Un argument faible

Sans doute, il y a plusieurs manières valables de justifier les objectifs de recherche dans un mémoire, une thèse ou un article scientifique. Elles ne se valent pas toutes, cependant, et il y en a une qui m’agace vraiment. J’ai vu cet argument servi par des étudiants de sciences sociales et de sciences de la santé, mais je soupçonne qu’il s’infiltre partout. Je vois même des profs le laisser passer sans ciller. Ça va comme suit, avec quelques variantes:

  1. Entrée en matière: Il y a des études qui montrent que X est associé à Y sous la condition T.
  2. Argument en faveur de la recherche présentée: Ce serait utile de savoir si l’association entre X et Y se maintient sous la condition Z, mais il y a peu d’études.

C’est là que je m’insurge. Peu d’études, vraiment? On énumère parfois huit ou dix études après avoir affirmé qu’il y en avait peu. Est-ce qu’il y a un nombre optimal d’études sur un sujet? Est-ce que vingt études de qualité douteuse valent mieux que trois études excellentes?

En fait, le nombre d’études sur un sujet importe peu. Sérieusement, arrêtez de vous préoccuper du nombre d’études! Justifier la vôtre par le simple fait d’en ajouter une à la littérature scientifique, c’est un argument très faible. C’est aussi une application paresseuse du (bon) principe voulant que l’on montre ce qui manque dans les connaissances scientifiques sur un sujet pour justifier une étude (qui va combler ce manque). Ce n’est pas « une étude » qui manque; c’est une information spécifique qui devrait faire l’objet d’une étude, la vôtre. La nuance est importante et, vous l’aurez compris, demande plus de travail d’analyse de la recension des écrits.
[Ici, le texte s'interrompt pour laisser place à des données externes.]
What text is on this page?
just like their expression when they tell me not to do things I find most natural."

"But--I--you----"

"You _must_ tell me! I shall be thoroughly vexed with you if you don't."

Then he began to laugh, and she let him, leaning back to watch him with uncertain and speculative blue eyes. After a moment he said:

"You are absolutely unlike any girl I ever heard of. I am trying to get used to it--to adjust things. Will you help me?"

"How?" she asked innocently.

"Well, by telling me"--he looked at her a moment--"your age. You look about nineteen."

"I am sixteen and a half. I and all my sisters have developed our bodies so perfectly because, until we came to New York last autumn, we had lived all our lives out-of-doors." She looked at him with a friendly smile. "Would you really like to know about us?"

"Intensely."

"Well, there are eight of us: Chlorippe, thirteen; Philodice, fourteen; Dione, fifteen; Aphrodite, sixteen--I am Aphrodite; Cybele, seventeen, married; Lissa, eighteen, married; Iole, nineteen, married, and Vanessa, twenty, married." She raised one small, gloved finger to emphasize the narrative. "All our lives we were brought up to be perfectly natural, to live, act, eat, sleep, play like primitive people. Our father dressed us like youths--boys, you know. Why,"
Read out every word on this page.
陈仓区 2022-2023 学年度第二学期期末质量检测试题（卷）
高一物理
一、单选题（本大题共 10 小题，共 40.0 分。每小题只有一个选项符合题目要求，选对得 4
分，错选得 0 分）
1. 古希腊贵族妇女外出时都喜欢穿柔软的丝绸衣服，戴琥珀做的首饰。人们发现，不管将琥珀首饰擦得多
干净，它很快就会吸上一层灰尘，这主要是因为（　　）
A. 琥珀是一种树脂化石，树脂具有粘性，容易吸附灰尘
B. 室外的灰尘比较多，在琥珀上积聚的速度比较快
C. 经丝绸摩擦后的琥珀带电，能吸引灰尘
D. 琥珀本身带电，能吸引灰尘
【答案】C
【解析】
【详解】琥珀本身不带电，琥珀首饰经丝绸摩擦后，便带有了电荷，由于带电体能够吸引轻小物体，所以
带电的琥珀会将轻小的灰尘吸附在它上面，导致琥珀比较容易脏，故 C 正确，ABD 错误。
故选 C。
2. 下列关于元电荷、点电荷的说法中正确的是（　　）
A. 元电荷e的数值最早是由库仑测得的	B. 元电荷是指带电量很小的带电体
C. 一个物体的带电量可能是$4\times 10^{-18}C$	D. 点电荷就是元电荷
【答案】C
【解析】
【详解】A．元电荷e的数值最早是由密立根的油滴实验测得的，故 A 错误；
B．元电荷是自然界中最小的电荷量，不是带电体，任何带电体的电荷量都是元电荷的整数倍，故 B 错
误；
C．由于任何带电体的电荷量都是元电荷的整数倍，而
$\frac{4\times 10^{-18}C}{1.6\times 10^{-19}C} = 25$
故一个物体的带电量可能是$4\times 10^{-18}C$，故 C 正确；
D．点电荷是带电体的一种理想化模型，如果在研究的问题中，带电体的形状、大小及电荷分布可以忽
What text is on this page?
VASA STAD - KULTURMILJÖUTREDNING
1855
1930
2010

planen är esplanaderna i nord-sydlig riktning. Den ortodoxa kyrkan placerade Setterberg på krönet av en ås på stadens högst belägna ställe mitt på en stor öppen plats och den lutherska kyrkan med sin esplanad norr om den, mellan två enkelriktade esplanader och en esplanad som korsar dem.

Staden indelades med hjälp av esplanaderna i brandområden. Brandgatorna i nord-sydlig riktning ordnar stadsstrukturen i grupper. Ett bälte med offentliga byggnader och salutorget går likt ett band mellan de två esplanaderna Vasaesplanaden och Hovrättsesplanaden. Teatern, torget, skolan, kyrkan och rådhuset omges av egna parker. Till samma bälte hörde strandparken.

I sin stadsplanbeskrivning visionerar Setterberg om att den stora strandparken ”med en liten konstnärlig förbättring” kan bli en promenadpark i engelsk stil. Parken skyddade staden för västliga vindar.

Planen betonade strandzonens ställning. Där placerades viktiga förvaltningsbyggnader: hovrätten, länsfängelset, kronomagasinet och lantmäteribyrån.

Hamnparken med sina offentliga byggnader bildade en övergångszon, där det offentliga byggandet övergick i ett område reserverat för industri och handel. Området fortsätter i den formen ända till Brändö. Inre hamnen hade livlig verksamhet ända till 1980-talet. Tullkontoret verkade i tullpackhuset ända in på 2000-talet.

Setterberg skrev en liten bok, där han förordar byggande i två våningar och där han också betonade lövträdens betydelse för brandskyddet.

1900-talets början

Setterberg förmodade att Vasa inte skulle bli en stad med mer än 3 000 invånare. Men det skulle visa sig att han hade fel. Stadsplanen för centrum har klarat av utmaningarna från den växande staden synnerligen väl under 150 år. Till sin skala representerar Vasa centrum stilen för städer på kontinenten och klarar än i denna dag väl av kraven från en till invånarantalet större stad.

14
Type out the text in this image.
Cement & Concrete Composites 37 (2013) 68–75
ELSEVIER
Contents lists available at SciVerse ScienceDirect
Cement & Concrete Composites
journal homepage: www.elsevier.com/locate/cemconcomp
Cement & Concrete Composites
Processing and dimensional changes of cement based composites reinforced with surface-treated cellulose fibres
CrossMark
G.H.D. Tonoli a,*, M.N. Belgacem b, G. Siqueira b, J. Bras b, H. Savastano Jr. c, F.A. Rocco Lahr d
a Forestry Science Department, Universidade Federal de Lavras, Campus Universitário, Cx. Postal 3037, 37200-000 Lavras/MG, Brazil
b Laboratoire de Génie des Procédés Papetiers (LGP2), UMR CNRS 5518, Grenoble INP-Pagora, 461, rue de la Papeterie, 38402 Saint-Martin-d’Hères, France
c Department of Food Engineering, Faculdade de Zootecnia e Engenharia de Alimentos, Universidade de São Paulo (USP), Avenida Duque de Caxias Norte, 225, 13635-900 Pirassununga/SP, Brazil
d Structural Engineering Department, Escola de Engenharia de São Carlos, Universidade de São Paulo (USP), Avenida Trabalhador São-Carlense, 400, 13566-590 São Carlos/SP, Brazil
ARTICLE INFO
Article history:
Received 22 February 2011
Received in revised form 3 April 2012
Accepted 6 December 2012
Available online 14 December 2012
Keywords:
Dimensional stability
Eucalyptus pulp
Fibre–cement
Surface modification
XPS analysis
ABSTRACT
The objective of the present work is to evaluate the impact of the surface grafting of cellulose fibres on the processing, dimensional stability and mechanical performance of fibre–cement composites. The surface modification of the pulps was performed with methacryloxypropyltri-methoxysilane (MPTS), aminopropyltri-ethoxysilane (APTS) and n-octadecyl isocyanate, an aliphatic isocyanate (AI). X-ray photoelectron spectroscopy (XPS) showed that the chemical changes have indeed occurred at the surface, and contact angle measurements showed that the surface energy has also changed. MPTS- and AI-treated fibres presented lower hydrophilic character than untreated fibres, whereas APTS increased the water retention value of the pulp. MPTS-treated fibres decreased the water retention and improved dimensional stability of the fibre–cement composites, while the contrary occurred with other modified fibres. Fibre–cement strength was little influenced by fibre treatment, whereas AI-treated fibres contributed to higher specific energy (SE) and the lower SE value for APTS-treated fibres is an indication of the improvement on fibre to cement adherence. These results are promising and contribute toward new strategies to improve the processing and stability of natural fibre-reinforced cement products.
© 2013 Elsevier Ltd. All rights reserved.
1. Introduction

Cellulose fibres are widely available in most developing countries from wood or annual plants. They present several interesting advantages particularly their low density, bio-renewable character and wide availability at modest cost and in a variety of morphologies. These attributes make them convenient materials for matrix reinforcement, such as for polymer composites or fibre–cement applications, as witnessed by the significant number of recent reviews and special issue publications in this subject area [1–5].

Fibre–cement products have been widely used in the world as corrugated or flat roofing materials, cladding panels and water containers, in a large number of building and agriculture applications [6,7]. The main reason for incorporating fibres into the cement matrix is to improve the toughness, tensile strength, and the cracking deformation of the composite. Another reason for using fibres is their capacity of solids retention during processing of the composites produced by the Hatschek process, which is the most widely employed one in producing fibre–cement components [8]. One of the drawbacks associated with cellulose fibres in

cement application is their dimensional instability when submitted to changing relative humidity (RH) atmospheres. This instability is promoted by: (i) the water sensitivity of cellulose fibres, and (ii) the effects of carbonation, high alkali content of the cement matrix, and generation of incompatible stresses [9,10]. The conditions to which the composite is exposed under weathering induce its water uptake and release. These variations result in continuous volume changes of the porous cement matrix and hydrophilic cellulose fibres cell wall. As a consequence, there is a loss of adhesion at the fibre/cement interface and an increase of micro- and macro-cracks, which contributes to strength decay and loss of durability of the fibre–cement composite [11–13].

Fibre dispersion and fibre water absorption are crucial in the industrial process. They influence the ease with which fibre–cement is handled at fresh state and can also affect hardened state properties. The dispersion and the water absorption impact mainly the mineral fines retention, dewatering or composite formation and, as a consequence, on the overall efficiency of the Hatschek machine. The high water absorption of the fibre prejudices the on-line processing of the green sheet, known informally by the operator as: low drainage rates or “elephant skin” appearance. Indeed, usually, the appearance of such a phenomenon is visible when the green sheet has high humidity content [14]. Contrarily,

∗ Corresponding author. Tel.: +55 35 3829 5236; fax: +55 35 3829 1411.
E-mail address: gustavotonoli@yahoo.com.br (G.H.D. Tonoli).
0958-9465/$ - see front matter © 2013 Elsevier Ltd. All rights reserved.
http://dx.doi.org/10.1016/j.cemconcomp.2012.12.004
Pour servir un argument fort, il faut déterminer précisément l’information qui manque à notre compréhension d’un phénomène, que votre étude va fournir au moins en partie.

Le principe de justifier une étude en montrant un manque dans les connaissances est bon, mais insuffisant. Pour l’étoffer, il faut situer le manque dans le patron des liens entre les études publiées. Rappelez-vous, un bon écrit scientifique raconte une histoire. Ce patron de liens, c’est l’intrigue de votre histoire. Il y a bien des intrigues possibles, mais il y en a trois qui dominent les écrits scientifiques: je les appelle la quête, l’obstacle à surmonter et le conflit. Penser en termes d’intrigue va vous aider à trouver la place de votre travail dans le vaste monde de la littérature scientifique. Je vais examiner en détail les trois intrigues au cours des prochaines semaines. Soyez patients, j’écris ce blogue dans mes temps libres!